“When you pay attention to boredom, it gets unbelievably interesting.” ~Jon Kabat-Zinn
With the spring season approaching, I typically think about plans for the gardens and what we may want to plant here at Hope Grows. Mapping out the space and thinking about the kinds of vegetables, the different flowers that bring so much beauty to the grounds and trying a new herb this year all thoughts that begin to race through my mind. It is about now when I start my walk around the gardens in a much different way. In the winter, I walked around reveling in the dormancy and the transformation of going inward and gaining peace from the quiet. The walk into the spring season is busier, evaluating what needs attention from the long winter, focusing on the unusual weather patterns this winter, and taking note of the warmer than normal temperatures.
Thinking about the gardens poses a different challenge this season: early budding, plants surfacing earlier than normal, and the imminent threat of cold temperatures and snow. More attention and tenderness will be needed and I ask myself about this word called boredom. How does that fit into this busy mind of planning for the new gardening season as I watch the snowdrops poke their head out of the earth to say hello?
This quote by Jon Kabat-Zinn appears to masquerade itself as a façade of anything that could possibly become attainable.
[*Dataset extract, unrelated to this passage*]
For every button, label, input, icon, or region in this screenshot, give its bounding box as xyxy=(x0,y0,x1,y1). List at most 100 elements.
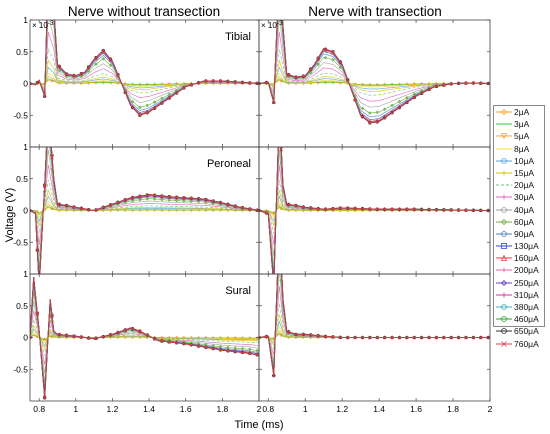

But I chose to use this word, masquerade, subconsciously if I may add, for a reason. I ask myself, how can I mindfully go about doing nothing? Is boredom something that can we can force? I begin to think about caregivers and how hard it must be to let go of their busy when there appears to be no time in the day to become mindful about doing nothing. I believe in the notion that paying attention to boredom can be rewarding. It is calming and beneficial to your health. When doing nothing, the process helps the brain to reset and helps with a refocus on setting priorities.
I challenge you this spring to use snippets of your time to be bored. I know I will engage in boredom and I would love to hear back from you how it worked for you and what you found interesting. Start small, engage in a couple of minutes each day to just day dream into nature, connect your senses and empower yourself. Jon Kabat-Zinn is correct, it does get unbelievably interesting.